Le magnifique face à face de Pierre et de Jésus que nous offre l’évangile de ce dimanche nous conduit à pousser plus loin notre réflexion. De quel amour sommes-nous aimés ? De quel amour voulons-nous aimer ? La langue française, si belle et si riche, se trouve soudain bien pauvre dès que nous touchons à l’amour. Le dialogue du Christ et du chef des apôtres tel que nous l’entendons, ne parvient pas à rendre les finesses du texte originel. Dans un beau commentaire biblique, le Pape Benoît XVI fait remarquer la précision et le poids des mots utilisés par saint Jean. Le verbe « phileo », précise-t-il, exprime l’amour d’amitié, tendre mais pas totalisant, alors que le verbe « agapeo » signifie l’amour sans réserve, total et inconditionnel. Par deux fois, Jésus demande à Pierre : « Simon … m’aimes-tu (agapâs-me)  de cet amour total et inconditionné ? ». Or Pierre ne répond pas par le même verbe.

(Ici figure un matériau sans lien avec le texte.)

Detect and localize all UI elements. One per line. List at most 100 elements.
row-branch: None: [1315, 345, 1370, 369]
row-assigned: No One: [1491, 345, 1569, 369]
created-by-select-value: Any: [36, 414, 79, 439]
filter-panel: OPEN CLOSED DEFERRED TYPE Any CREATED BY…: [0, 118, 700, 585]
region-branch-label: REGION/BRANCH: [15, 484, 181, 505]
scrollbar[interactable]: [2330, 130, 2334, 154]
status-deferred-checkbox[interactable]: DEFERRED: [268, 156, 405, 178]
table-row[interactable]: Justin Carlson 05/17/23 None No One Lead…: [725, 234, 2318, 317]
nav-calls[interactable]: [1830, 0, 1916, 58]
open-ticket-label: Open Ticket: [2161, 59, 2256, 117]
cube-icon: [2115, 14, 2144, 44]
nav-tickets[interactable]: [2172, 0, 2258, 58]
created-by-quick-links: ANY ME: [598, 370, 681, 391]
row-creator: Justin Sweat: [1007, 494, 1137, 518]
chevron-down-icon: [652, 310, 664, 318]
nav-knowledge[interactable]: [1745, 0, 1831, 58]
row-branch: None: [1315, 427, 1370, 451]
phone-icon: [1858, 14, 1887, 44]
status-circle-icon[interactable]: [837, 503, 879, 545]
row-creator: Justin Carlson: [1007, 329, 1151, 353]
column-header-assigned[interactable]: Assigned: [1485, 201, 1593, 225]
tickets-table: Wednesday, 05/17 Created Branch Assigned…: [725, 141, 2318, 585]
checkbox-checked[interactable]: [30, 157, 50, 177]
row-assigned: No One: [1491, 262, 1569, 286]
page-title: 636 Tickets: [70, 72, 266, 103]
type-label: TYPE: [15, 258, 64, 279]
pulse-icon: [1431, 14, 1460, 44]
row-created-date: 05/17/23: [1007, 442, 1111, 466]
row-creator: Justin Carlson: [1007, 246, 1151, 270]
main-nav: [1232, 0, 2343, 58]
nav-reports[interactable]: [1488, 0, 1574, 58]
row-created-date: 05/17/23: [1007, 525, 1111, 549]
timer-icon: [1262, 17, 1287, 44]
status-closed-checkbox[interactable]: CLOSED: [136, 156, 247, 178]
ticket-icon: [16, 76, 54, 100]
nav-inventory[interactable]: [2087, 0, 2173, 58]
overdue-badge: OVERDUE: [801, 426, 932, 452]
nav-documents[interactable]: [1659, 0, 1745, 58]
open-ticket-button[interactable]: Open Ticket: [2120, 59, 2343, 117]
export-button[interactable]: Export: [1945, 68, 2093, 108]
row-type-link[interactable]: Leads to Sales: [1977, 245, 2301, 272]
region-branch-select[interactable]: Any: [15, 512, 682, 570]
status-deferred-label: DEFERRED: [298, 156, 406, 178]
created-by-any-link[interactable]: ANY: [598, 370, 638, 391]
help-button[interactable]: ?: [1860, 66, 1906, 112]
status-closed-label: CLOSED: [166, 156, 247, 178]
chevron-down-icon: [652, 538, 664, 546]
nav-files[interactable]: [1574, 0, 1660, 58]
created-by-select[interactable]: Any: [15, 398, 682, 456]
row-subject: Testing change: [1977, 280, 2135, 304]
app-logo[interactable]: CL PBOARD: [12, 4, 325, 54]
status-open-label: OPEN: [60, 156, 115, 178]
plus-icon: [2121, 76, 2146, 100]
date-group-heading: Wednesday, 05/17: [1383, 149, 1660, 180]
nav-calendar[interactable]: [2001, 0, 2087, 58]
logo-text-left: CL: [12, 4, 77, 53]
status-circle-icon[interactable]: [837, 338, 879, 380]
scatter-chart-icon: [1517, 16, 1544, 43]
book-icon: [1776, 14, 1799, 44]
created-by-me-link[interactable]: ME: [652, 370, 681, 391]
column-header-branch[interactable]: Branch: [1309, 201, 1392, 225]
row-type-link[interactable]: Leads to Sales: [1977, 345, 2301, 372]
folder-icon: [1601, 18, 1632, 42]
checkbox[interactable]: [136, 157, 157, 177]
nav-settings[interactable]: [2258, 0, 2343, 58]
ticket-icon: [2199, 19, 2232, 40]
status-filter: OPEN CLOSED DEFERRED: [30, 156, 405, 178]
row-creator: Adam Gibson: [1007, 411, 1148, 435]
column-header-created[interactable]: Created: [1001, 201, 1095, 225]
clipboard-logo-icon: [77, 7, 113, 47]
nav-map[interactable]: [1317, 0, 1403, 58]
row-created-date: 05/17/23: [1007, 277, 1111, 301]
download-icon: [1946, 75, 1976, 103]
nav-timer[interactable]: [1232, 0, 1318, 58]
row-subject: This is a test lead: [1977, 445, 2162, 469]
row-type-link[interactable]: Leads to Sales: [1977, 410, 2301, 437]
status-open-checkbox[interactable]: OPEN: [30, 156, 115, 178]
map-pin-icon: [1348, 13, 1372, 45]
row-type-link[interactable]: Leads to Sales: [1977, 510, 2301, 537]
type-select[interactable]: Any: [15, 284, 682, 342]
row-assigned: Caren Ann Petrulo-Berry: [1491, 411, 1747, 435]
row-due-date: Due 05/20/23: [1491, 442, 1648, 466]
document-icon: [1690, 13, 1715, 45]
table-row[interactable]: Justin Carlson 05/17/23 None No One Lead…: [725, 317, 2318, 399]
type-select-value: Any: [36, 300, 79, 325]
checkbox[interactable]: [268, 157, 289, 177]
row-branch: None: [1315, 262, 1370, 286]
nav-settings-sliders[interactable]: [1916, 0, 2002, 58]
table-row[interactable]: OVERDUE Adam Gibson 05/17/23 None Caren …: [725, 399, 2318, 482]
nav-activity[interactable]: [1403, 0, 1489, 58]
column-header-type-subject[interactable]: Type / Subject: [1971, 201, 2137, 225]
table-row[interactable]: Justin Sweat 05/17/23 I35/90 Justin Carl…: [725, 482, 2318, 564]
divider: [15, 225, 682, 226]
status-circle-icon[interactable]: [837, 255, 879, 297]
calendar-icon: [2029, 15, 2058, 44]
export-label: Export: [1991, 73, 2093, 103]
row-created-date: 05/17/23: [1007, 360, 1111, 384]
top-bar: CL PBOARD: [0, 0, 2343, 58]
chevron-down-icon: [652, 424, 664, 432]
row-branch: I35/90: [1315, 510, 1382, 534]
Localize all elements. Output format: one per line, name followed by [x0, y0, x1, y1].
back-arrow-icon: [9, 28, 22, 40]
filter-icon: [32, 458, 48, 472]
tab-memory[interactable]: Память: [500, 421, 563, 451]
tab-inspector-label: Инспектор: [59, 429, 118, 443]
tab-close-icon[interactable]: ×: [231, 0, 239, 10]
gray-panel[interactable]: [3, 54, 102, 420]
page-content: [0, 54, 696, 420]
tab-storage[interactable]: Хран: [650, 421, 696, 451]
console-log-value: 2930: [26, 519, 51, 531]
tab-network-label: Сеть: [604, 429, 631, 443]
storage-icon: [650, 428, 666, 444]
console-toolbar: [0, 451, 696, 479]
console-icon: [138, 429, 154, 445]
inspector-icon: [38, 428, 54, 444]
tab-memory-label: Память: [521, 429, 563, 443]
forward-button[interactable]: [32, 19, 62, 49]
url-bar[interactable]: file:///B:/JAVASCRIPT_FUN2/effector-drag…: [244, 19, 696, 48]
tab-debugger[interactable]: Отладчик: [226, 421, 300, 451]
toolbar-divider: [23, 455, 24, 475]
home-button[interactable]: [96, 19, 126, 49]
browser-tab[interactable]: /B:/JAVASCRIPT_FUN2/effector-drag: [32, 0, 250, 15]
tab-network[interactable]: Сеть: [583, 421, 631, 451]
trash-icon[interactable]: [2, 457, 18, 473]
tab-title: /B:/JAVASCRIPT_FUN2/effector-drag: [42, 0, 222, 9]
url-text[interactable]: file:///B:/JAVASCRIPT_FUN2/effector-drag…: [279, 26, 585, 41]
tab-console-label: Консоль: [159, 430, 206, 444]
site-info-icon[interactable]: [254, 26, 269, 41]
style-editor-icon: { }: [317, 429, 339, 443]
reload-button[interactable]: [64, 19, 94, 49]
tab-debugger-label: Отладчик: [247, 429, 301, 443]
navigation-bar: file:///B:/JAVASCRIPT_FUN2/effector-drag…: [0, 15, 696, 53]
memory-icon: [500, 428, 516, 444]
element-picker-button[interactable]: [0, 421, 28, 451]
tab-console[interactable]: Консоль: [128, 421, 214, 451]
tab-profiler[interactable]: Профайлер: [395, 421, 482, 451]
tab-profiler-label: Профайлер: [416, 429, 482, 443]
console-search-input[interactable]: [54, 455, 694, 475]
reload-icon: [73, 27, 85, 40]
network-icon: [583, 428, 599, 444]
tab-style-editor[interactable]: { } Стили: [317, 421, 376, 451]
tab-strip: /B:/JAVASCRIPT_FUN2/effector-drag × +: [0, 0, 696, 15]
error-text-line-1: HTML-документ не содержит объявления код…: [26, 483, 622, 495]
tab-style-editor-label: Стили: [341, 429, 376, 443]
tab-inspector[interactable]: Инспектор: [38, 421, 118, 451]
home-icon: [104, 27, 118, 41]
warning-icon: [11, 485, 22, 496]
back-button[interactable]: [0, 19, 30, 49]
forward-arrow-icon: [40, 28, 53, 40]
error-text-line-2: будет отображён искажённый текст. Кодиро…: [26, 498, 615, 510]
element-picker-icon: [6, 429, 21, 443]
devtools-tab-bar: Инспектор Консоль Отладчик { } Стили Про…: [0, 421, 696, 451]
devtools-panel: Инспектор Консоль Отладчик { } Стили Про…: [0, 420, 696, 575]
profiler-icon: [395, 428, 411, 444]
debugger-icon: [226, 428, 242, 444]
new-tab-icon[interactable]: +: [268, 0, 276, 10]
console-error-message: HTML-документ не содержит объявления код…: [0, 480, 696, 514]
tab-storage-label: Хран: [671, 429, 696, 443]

Alors qu’il a connu la tristesse amère de son triple reniement, il dit avec humilité : « Seigneur, je t’aime bien (philô-se) », c’est-à-dire « Je t’aime de mon pauvre amour humain ». La troisième fois, ô merveille de la délicatesse de Dieu, Jésus dit seulement à Simon : « Phileîs-me ? Est-ce que Tu m’aimes bien ? ». Simon comprend que son pauvre amour suffit à Jésus, l’unique dont il est capable.

 

En chaque eucharistie, l’Amour s’incarne, s’offre à contempler, se donne à manger. De quel amour voulons-nous l’aimer en retour ? Face à nous et réellement présent sous les apparences du pain et du vin, Jésus Ressuscité nous le demande : « M’aimes-tu … plus que ceux-ci  … plus que tout … ? ». Puissions-nous lui répondre « Je t’aime de mon pauvre amour humain … le seul dont je sois vraiment capable … mais fais-moi la grâce, Seigneur, de t’aimer d’un amour sans réserve, total et inconditionné. C’est celui qui est dans ton cœur, c’est donc celui que je désire ardemment dans mon cœur ».